The Dartmouth Institute for Health Policy and Clinical Practice, Geisel School of Medicine, Dartmouth Hitchcock Medical Center, One Medical Center Drive, Lebanon, NH 03756, USA.
Department of Economics, Dartmouth College, The Dartmouth Institute for Health Policy and Clinical Practice, Geisel School of Medicine, and the National Bureau of Economic Research, Hanover, NH 03755, USA.
Mil Med. 2024 Aug 30;189(9-10):e2170-e2176. doi: 10.1093/milmed/usae074.
There is a longstanding debate about whether health care is more efficiently provided by the public or private sector. The debate is particularly relevant to the Military Health System (MHS), which delivers care through a combination of publicly funded federal facilities and privately contracted providers. This study compares outcomes, treatments, and costs for MHS patients obtaining care for low back pain (LBP) from public versus private providers.
A retrospective cohort study was completed using TRICARE Prime claims data from April 2015 to December 2018. The cohort was identified using International Classification of Diseases Ninth Revision and Tenth Revision diagnostic codes and then followed for 12 months after the index diagnosis to assess treatments, outcomes, and costs. Claims were classified as originating from either public or private providers. The primary outcome measure was resolution of LBP, defined as an absence of LBP diagnoses during the 6-to-12-month window following the index event. Instrumental variable models were used to assess the impact of care setting (i.e., private versus public), conditioning on the covariates. A regional measure of the fraction of private care was used as an instrument.

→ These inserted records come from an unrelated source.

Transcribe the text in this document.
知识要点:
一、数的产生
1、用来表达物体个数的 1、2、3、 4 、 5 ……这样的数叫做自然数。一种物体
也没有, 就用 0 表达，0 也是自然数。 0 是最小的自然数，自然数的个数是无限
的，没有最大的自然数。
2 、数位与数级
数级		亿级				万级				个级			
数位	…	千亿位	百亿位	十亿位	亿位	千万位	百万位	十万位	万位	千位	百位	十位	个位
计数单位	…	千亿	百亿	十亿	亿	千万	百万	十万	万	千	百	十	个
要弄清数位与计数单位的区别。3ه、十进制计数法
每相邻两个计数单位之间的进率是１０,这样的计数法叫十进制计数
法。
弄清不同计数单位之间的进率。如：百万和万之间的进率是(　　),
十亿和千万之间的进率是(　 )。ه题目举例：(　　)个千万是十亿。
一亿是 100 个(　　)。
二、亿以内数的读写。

Resolution of LBP was achieved for 79.7% of 144,866 patients in the cohort. No significant association was found between resolution of LBP and fraction of privately provided care. Higher fraction of private care was associated with a greater likelihood of opioid treatments (odds ratio, 1.22; 95% CI, 1.02-1.46) and a lower likelihood of benzodiazepine (odds ratio, 0.56; 95% CI, 0.45-0.70) and physical therapy (odds ratio 0.55; 95% CI, 0.42-0.74) treatments; manual therapy was not significantly associated with the fraction of private care. There was a significant negative association between the fraction of private care and cost (coefficient -0.27; 95% CI, -0.44, -0.10).

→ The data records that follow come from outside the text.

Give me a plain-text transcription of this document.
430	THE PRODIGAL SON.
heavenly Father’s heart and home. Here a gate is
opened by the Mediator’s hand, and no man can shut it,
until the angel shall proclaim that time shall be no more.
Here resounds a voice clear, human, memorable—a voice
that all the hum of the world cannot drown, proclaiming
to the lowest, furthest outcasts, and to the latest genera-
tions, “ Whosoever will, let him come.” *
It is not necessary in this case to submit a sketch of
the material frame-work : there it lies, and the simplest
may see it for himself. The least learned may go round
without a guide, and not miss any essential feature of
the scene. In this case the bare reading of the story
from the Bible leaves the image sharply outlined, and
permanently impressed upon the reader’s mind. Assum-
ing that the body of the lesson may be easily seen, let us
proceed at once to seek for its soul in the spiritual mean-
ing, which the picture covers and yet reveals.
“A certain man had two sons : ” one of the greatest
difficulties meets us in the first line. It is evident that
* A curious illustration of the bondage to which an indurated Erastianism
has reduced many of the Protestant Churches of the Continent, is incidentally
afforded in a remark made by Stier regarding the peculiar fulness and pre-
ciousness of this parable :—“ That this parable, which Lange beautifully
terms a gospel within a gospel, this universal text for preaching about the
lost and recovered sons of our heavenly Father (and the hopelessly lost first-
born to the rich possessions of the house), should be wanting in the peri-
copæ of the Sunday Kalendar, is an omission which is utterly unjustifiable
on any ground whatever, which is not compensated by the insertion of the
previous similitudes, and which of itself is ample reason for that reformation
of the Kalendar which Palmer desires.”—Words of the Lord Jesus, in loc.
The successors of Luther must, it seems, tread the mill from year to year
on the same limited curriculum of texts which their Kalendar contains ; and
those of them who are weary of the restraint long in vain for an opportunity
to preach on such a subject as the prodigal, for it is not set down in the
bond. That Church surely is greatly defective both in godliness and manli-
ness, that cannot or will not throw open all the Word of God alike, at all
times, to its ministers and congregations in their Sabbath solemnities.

This study found that privately provided care was associated with significantly higher opioid prescribing, less use of benzodiazepines and physical therapy, and lower costs. No systematic differences in outcomes (as measured by resolved cases) were identified. The findings suggest that publicly funded health care within the MHS context can attain quality comparable to privately provided care, although differences in treatment choices and costs point to possibilities for improved care within both systems.
关于医疗保健是由公共部门还是私营部门更有效地提供,长期以来一直存在争议。这场争论与军事卫生系统(MHS)特别相关,该系统通过公共资助的联邦设施和私人承包的提供者相结合来提供医疗服务。本研究比较了 MHS 患者因腰痛(LBP)从公共和私人提供者处获得护理的结果、治疗和成本。

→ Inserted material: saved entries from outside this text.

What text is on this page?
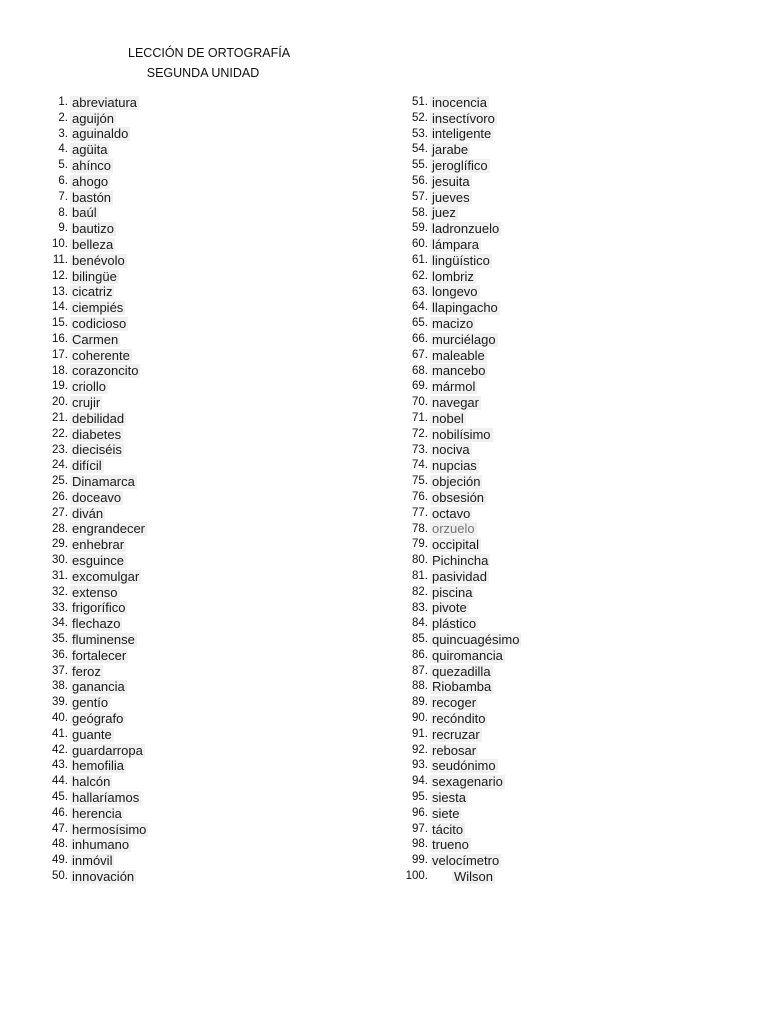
LECCIÓN DE ORTOGRAFÍA
SEGUNDA UNIDAD
1. abreviatura
2. aguijón
3. aguinaldo
4. agüita
5. ahínco
6. ahogo
7. bastón
8. baúl
9. bautizo
10. belleza
11. benévolo
12. bilingüe
13. cicatriz
14. ciempiés
15. codicioso
16. Carmen
17. coherente
18. corazoncito
19. criollo
20. crujir
21. debilidad
22. diabetes
23. dieciséis
24. difícil
25. Dinamarca
26. doceavo
27. diván
28. engrandecer
29. enhebrar
30. esguince
31. excomulgar
32. extenso
33. frigorífico
34. flechazo
35. fluminense
36. fortalecer
37. feroz
38. ganancia
39. gentío
40. geógrafo
41. guante
42. guardarropa
43. hemofilia
44. halcón
45. hallaríamos
46. herencia
47. hermosísimo
48. inhumano
49. inmóvil
50. innovación
51. inocencia
52. insectívoro
53. inteligente
54. jarabe
55. jeroglífico
56. jesuita
57. jueves
58. juez
59. ladronzuelo
60. lámpara
61. lingüístico
62. lombriz
63. longevo
64. llapingacho
65. macizo
66. murciélago
67. maleable
68. mancebo
69. mármol
70. navegar
71. nobel
72. nobilísimo
73. nociva
74. nupcias
75. objeción
76. obsesión
77. octavo
78. orzuelo
79. occipital
80. Pichincha
81. pasividad
82. piscina
83. pivote
84. plástico
85. quincuagésimo
86. quiromancia
87. quezadilla
88. Riobamba
89. recoger
90. recóndito
91. recruzar
92. rebosar
93. seudónimo
94. sexagenario
95. siesta
96. siete
97. tácito
98. trueno
99. velocímetro
100. Wilson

使用 2015 年 4 月至 2018 年 12 月的 TRICARE Prime 索赔数据完成了一项回顾性队列研究。该队列是使用国际疾病分类第 9 版和第 10 版诊断代码确定的,然后在索引诊断后 12 个月内对其进行随访,以评估治疗、结果和成本。索赔被归类为来自公共或私人提供者。主要结局指标是 LBP 的缓解,定义为在索引事件后的 6 至 12 个月窗口期间没有 LBP 诊断。使用工具变量模型评估护理环境(即私人与公共)的影响,条件是协变量。使用区域私人护理比例衡量作为工具。
队列中 144866 名患者中有 79.7%的患者实现了 LBP 的缓解。LBP 缓解与私人提供的护理比例之间没有发现显著关联。更高的私人护理比例与阿片类药物治疗的可能性更高(优势比,1.22;95%置信区间,1.02-1.46)和苯二氮䓬类药物(优势比,0.56;95%置信区间,0.45-0.70)和物理治疗(优势比 0.55;95%置信区间,0.42-0.74)治疗的可能性较低;手法治疗与私人护理比例无显著相关性。私人护理比例与成本之间存在显著负相关(系数-0.27;95%置信区间,-0.44,-0.10)。
本研究发现,私人提供的护理与阿片类药物的开具显著相关更高,苯二氮䓬类药物和物理治疗的使用较少,成本较低。(测量为已解决病例)没有发现结果的系统差异。研究结果表明,MHS 范围内的公共资助医疗保健可以达到与私人提供的护理相当的质量,尽管在治疗选择和成本方面存在差异,但这两个系统都有可能改善护理。